Compare this to using AI for the proofs themselves, where an undetected error would be much more serious. Tao has written separately about using AI for mathematical reasoning, but that's a different level of verification.
One observation worth highlighting: Tao notes that precise programming languages matter less when translation friction approaches zero. He's not a JavaScript expert, but the agent handles the implementation details. As long as sufficient context exists, agents convert between languages effectively.
This matches what we're seeing across the industry. The "one true language" debates feel increasingly academic when you can describe what you want and get working code in whatever stack the project uses.
Several comments noted the broader impact on education. One CS professor mentioned using LLMs to build visualizations for courses:
Building visualizations with LLMs has been a major boost for my CS classes. Many visualizations that I have always wanted but just didn't have the time to build, I now have.
The pattern is the same: domain expertise plus AI coding tools equals dramatically expanded capacity for supplementary materials.
For math education specifically, interactive visualizations have always been valuable but expensive to produce. If domain experts can build them directly without learning web development, the supply of quality educational tools should increase significantly.

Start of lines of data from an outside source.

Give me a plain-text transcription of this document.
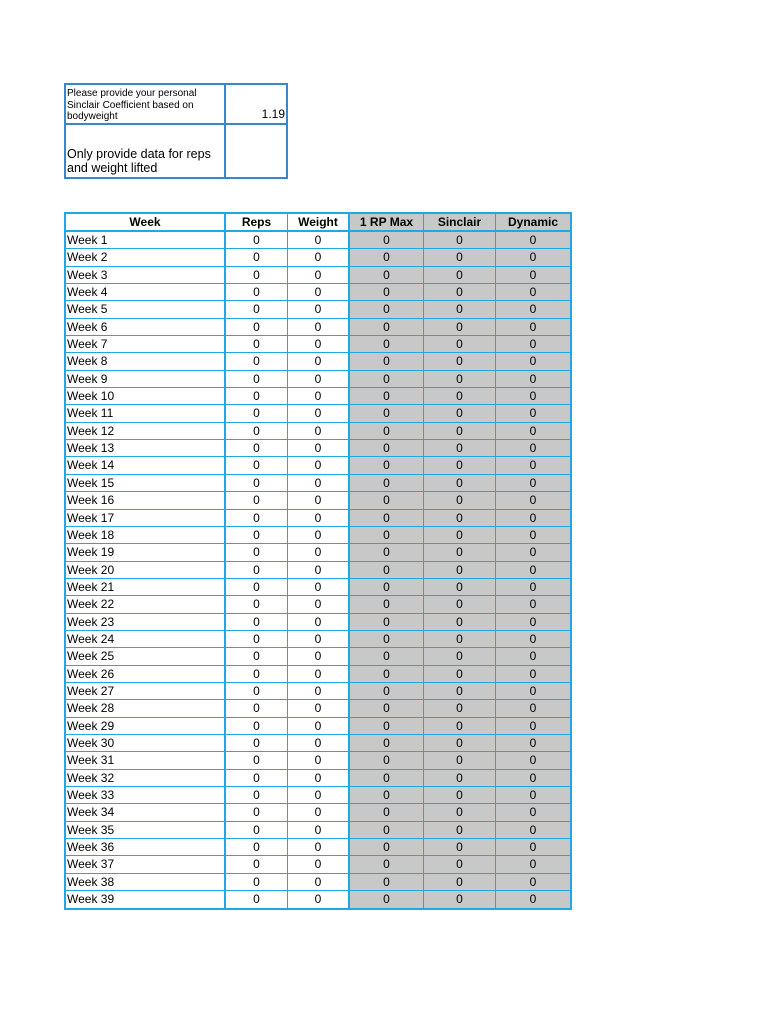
Please provide your personal Sinclair Coefficient based on bodyweight	1.19
Only provide data for reps and weight lifted
Week	Reps	Weight	1 RP Max	Sinclair	Dynamic
Week 1	0	0	0	0	0
Week 2	0	0	0	0	0
Week 3	0	0	0	0	0
Week 4	0	0	0	0	0
Week 5	0	0	0	0	0
Week 6	0	0	0	0	0
Week 7	0	0	0	0	0
Week 8	0	0	0	0	0
Week 9	0	0	0	0	0
Week 10	0	0	0	0	0
Week 11	0	0	0	0	0
Week 12	0	0	0	0	0
Week 13	0	0	0	0	0
Week 14	0	0	0	0	0
Week 15	0	0	0	0	0
Week 16	0	0	0	0	0
Week 17	0	0	0	0	0
Week 18	0	0	0	0	0
Week 19	0	0	0	0	0
Week 20	0	0	0	0	0
Week 21	0	0	0	0	0
Week 22	0	0	0	0	0
Week 23	0	0	0	0	0
Week 24	0	0	0	0	0
Week 25	0	0	0	0	0
Week 26	0	0	0	0	0
Week 27	0	0	0	0	0
Week 28	0	0	0	0	0
Week 29	0	0	0	0	0
Week 30	0	0	0	0	0
Week 31	0	0	0	0	0
Week 32	0	0	0	0	0
Week 33	0	0	0	0	0
Week 34	0	0	0	0	0
Week 35	0	0	0	0	0
Week 36	0	0	0	0	0
Week 37	0	0	0	0	0
Week 38	0	0	0	0	0
Week 39	0	0	0	0	0
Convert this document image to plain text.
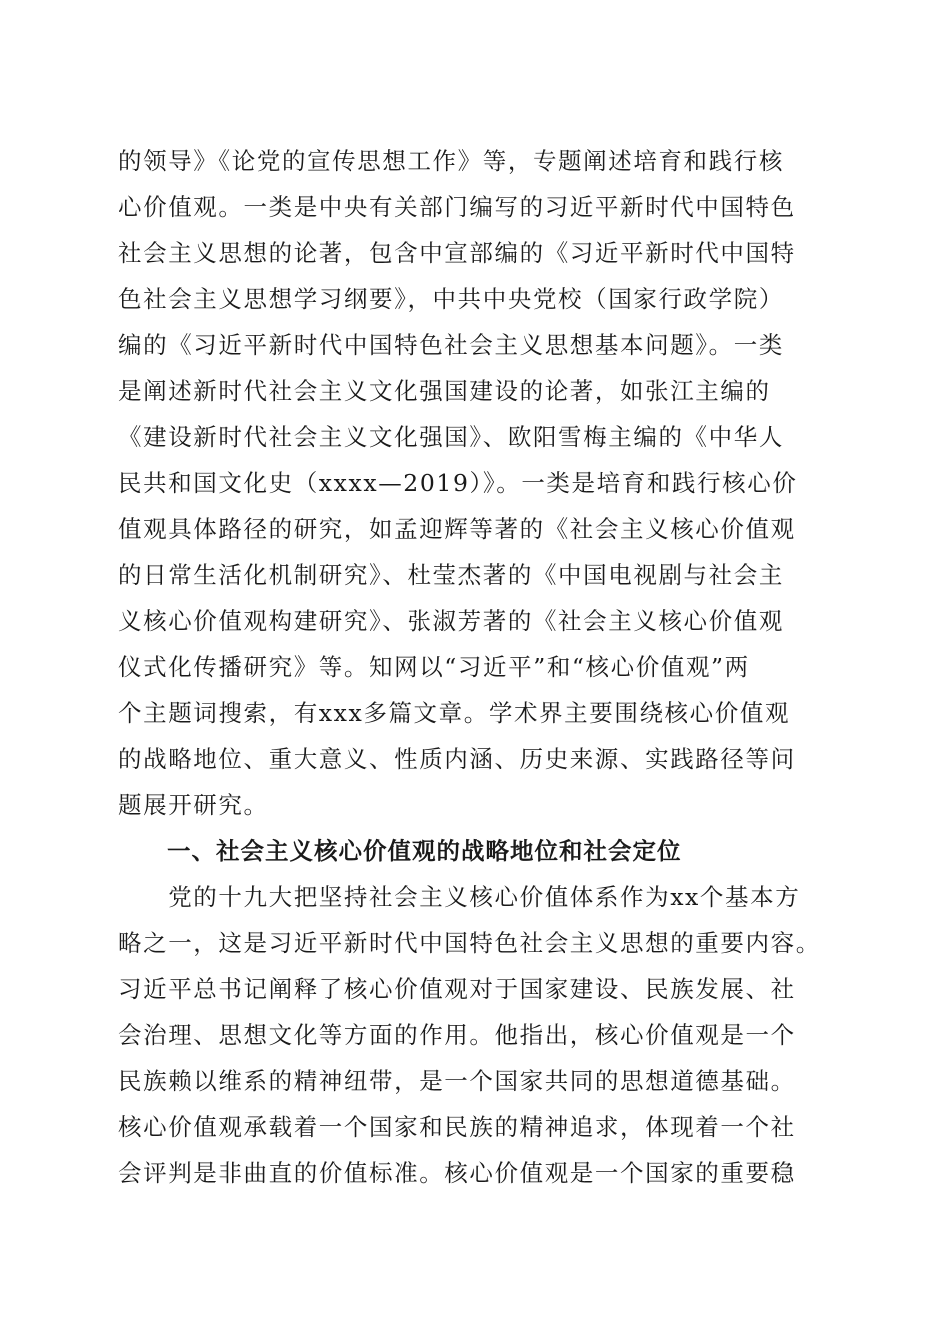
的领导》《论党的宣传思想工作》等，专题阐述培育和践行核
心价值观。一类是中央有关部门编写的习近平新时代中国特色
社会主义思想的论著，包含中宣部编的《习近平新时代中国特
色社会主义思想学习纲要》，中共中央党校（国家行政学院）
编的《习近平新时代中国特色社会主义思想基本问题》。一类
是阐述新时代社会主义文化强国建设的论著，如张江主编的
《建设新时代社会主义文化强国》、欧阳雪梅主编的《中华人
民共和国文化史（xxxx—2019）》。一类是培育和践行核心价
值观具体路径的研究，如孟迎辉等著的《社会主义核心价值观
的日常生活化机制研究》、杜莹杰著的《中国电视剧与社会主
义核心价值观构建研究》、张淑芳著的《社会主义核心价值观
仪式化传播研究》等。知网以“习近平”和“核心价值观”两
个主题词搜索，有xxx多篇文章。学术界主要围绕核心价值观
的战略地位、重大意义、性质内涵、历史来源、实践路径等问
题展开研究。
　　一、社会主义核心价值观的战略地位和社会定位
　　党的十九大把坚持社会主义核心价值体系作为xx个基本方
略之一，这是习近平新时代中国特色社会主义思想的重要内容。
习近平总书记阐释了核心价值观对于国家建设、民族发展、社
会治理、思想文化等方面的作用。他指出，核心价值观是一个
民族赖以维系的精神纽带，是一个国家共同的思想道德基础。
核心价值观承载着一个国家和民族的精神追求，体现着一个社
会评判是非曲直的价值标准。核心价值观是一个国家的重要稳
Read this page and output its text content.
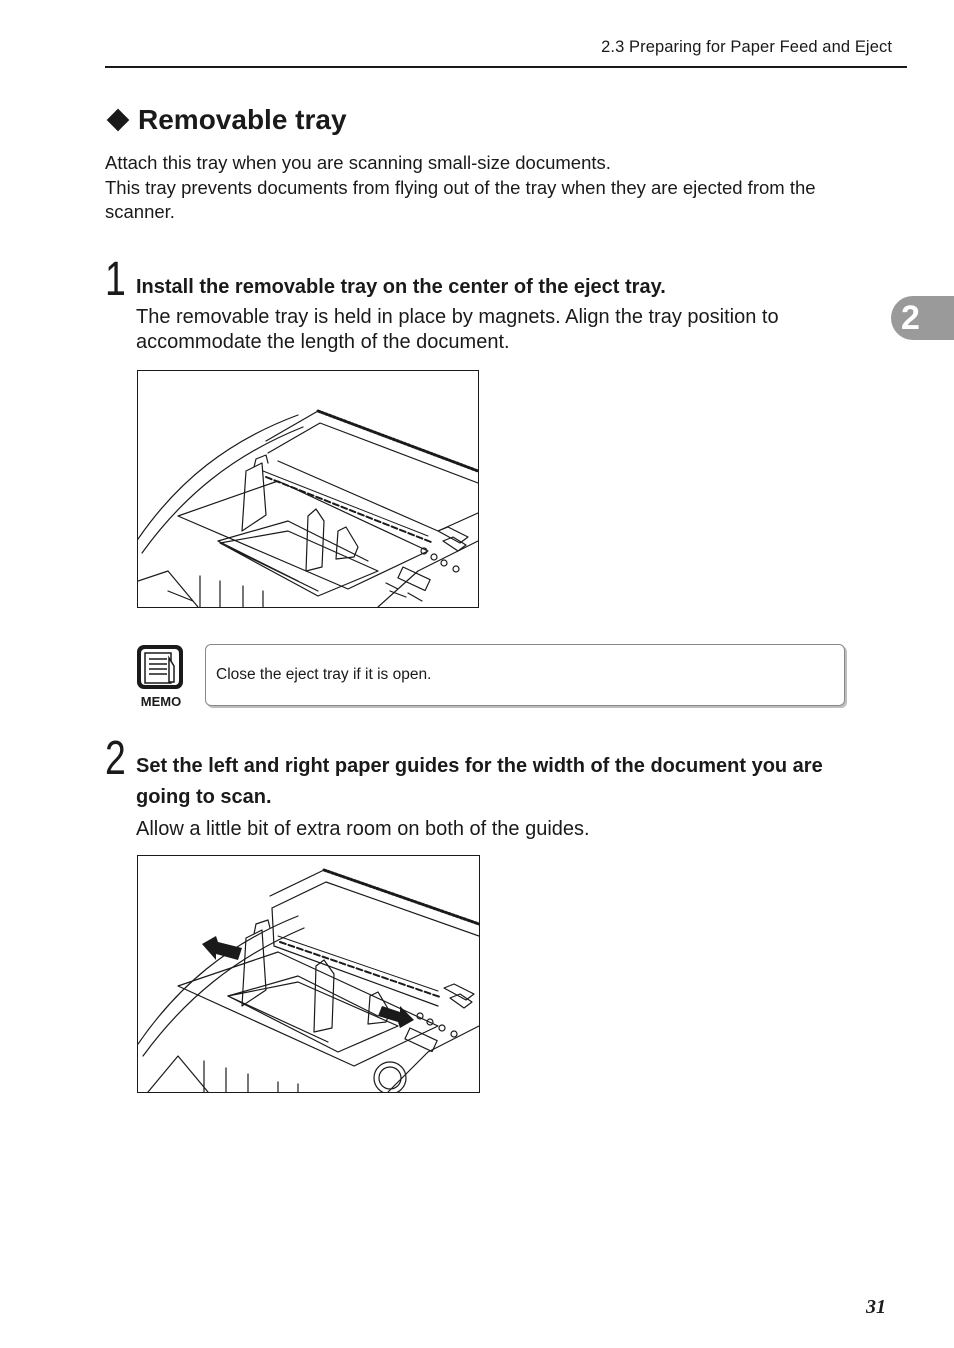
2.3 Preparing for Paper Feed and Eject
2
Removable tray

Attach this tray when you are scanning small-size documents.

This tray prevents documents from flying out of the tray when they are ejected from the scanner.

1 Install the removable tray on the center of the eject tray.

The removable tray is held in place by magnets. Align the tray position to accommodate the length of the document.

MEMO
Close the eject tray if it is open.
2 Set the left and right paper guides for the width of the document you are going to scan.

Allow a little bit of extra room on both of the guides.

31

Tao isn't claiming AI will replace programmers or that vibe coding is appropriate for everything. His position is narrower: for non-critical supplementary materials where the author has deep domain expertise, AI coding agents offer an acceptable tradeoff between development speed and code quality.
That's a useful calibration point. Not "AI can code everything" and not "AI code is always unreliable" - but a specific claim about specific use cases where the risk/reward calculation works out.
For developers watching this space, the lesson isn't about math or Java migrations. It's about identifying your own domains where you have deep expertise and where the quality bar is lower than production systems. Those are the places to experiment first.